Seven New Projects Will Reimagine Public Space in Boston

Thanks to the winners of the city's second Public Space Invitational.

A visitor inspects a project proposal poster. / Photo by Madeline Bilis

A visitor inspects a project proposal poster at the Public Space Invitational. / Photo by Madeline Bilis

City Hall buzzed with creativity on Wednesday evening as the winners of the second Public Space Invitational were announced.

The Public Space Invitational calls upon the city’s creators to reimagine and enhance public spaces in Boston. Designers, artists, engineers, and anyone else with an active imagination are welcomed to enter the civic design competition.

Starting in February, the Mayor’s Office of New Urban Mechanics, in partnership with the Boston Art Commission and the City’s Streets cabinet, began accepting submissions to upgrade civic spaces in terms of attractiveness and functionality. Submitted projects were required to be within a budget of $1,000 to $9,500, be implementable within the next six months, and be able to withstand New England weather. A list of project guidelines specifies that projects should “aspire to have an inherent sense of wonderment and discovery built into them.”

Past winners include projects like “the Stairs of Fabulousness,” which decked out the stairs of City Hall in color with non-skid tape. This year, the competition’s theme revolved around the interplay of analog and digital components of the Boston streetscape, and included a side competition aimed to make MBTA bus shelters at Mattapan Station more inviting.

Seven projects were funded in total—three analog projects, two digital projects, and two bonus bus shelter projects. The first analog winner was Night Garden, an installation designed to host performance- and food-centric events in the evening.

“We put lights in gardens and create interactive canvases out of public spaces,” says team member Shawn Flaherty. “By using things like high-powered LEDs, speakers, microphones, and temperature sensors, we can create a living, breathing, dynamic canvas that people can build upon.”
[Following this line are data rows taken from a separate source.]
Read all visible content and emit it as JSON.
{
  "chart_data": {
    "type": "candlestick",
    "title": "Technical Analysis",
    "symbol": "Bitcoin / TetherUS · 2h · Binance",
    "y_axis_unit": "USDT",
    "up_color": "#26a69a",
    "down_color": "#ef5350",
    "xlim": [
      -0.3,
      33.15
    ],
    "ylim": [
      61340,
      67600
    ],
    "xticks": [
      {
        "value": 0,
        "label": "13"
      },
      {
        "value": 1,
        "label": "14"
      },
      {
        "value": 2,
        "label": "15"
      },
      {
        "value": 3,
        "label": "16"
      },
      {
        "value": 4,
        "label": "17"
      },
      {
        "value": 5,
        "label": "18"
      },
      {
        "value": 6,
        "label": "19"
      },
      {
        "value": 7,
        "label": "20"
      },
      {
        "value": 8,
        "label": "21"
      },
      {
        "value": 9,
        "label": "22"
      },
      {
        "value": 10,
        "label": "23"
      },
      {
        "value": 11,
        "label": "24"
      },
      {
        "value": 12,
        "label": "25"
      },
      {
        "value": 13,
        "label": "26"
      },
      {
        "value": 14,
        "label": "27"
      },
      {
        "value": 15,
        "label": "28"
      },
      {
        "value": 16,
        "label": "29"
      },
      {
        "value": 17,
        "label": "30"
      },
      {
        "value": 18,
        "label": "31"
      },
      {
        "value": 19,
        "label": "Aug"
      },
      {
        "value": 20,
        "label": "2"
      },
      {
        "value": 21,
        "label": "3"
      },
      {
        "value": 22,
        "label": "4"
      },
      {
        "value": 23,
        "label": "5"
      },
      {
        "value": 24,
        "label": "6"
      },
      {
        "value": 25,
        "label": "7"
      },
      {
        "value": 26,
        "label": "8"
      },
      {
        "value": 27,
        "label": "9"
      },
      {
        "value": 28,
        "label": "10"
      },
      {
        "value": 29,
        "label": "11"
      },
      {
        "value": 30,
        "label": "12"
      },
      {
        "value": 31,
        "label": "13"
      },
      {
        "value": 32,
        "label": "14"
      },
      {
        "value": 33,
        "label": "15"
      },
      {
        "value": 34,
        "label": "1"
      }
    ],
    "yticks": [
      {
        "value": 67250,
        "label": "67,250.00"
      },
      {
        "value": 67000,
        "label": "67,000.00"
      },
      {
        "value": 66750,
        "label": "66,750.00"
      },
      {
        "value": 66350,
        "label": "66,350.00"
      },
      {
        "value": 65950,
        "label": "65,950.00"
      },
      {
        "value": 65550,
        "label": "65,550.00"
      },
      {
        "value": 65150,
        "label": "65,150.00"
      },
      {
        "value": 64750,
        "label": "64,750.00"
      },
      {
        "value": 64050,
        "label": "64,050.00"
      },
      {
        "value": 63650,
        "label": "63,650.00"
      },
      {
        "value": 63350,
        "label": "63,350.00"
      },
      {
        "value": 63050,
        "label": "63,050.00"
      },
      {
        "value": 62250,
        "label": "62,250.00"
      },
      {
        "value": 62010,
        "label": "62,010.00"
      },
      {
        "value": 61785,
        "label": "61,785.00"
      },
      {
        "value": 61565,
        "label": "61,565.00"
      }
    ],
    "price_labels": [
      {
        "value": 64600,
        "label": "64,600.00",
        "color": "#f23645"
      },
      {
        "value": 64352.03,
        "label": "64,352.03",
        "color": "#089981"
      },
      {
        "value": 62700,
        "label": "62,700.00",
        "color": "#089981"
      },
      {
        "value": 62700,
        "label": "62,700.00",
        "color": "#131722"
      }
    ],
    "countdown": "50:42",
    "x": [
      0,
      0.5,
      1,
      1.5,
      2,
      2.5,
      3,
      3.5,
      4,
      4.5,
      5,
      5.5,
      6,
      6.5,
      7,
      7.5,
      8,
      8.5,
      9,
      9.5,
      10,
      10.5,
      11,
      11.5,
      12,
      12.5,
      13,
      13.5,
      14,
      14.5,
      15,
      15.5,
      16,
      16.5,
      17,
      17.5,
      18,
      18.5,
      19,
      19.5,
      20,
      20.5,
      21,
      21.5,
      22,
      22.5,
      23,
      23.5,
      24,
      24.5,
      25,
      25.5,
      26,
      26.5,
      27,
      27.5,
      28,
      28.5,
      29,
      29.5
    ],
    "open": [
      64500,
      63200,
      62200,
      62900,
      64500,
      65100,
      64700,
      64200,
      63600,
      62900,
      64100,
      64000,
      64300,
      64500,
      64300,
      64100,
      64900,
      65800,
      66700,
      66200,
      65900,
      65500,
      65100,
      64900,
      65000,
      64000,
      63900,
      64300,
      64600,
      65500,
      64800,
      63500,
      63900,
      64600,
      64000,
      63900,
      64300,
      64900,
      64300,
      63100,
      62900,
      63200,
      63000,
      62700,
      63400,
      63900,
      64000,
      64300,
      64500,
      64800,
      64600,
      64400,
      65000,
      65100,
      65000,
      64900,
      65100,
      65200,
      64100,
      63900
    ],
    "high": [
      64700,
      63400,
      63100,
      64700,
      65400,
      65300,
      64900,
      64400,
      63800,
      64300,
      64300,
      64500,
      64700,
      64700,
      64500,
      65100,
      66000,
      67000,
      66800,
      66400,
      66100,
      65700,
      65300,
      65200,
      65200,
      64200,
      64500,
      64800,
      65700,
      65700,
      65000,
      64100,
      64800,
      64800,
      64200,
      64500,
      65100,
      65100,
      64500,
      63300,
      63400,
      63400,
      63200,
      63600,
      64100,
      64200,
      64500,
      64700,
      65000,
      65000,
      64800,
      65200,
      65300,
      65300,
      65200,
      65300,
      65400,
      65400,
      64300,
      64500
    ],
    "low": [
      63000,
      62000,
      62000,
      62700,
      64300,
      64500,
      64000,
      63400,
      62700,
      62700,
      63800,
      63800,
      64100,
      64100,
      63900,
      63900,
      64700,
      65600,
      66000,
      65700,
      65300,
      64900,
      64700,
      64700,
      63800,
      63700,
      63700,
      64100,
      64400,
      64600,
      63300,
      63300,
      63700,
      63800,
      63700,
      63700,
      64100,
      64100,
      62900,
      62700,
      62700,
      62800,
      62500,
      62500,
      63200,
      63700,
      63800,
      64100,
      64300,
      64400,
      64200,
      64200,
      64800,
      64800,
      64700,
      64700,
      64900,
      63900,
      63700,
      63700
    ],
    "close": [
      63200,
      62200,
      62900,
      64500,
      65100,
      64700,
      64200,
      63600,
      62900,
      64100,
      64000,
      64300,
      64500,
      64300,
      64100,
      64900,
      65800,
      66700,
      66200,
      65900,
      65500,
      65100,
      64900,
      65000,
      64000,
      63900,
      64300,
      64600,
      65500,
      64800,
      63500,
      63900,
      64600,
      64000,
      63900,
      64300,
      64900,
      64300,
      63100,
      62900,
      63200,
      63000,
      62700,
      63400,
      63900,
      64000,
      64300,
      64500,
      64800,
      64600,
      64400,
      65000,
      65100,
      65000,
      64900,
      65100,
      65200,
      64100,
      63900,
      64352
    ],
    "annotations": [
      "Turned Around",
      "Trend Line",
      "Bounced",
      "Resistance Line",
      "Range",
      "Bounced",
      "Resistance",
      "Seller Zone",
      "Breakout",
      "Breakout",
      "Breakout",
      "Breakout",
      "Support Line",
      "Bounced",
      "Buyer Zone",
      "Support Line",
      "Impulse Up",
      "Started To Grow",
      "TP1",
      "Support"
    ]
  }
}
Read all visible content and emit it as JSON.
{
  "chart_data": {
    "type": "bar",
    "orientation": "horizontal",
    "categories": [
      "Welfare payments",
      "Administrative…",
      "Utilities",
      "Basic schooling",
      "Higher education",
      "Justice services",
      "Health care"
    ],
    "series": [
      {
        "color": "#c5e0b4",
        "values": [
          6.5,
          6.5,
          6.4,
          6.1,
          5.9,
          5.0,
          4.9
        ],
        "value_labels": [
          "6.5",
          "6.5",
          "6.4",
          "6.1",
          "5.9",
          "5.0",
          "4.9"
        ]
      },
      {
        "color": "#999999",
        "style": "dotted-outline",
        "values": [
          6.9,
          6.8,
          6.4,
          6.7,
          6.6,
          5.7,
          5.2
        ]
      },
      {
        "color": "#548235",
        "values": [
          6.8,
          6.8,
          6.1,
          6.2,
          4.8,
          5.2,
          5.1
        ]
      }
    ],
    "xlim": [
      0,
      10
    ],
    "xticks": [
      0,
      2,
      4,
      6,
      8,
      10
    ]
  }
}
Flaherty and team members Ethan Vogt, Mihai Dinulescu, and DiDi Delgado will install the first Night Garden in Boston Day and Evening Academy’s community garden.

Vogt is the director of programming for nighttime arts festival Illuminus Boston.

“I recognized how magical it was to bring people together at night around art and creativity. It was sort of a shame that it only lasts for one night,” says Vogt. “So this idea was how that spirit can be embodied in a place that continues throughout an entire season—and tying it into growing food and sharing food.”

Other analog winners included “Egleston #StreetMurals #MuralesEnLaCalle,” a community-designed mural at the corner of Boylston and Egelston Streets in Jamaica Plain, and “Franklin Street (Allston) Neighborway” a safe path for bicyclists marked by murals and planters.

The digital-focused projects were partnered with Microsoft Technology and Civic Engagement. The winning proposals introduced a larger-than-life, functioning radio to be placed in a public park called “Public Radio,” as well as “The Public Stage,” a project that will broadcast a live orchestra’s music to the streets of Boston accompanied by a synchronized light show.

The projects aimed to improve Mattapan Station will use translucent screens to make standing in a bus shelter feel like standing under a canopy of trees, and another project will feature photos and stories about real Mattapan residents on the exteriors of waiting shelters.

At the award ceremony, Mayor Marty Walsh commended the efforts of every participant.

“Public spaces define life in the city, and these ideas bring to life the Boston that is bold, experimental, and empowered to try new things,” he said.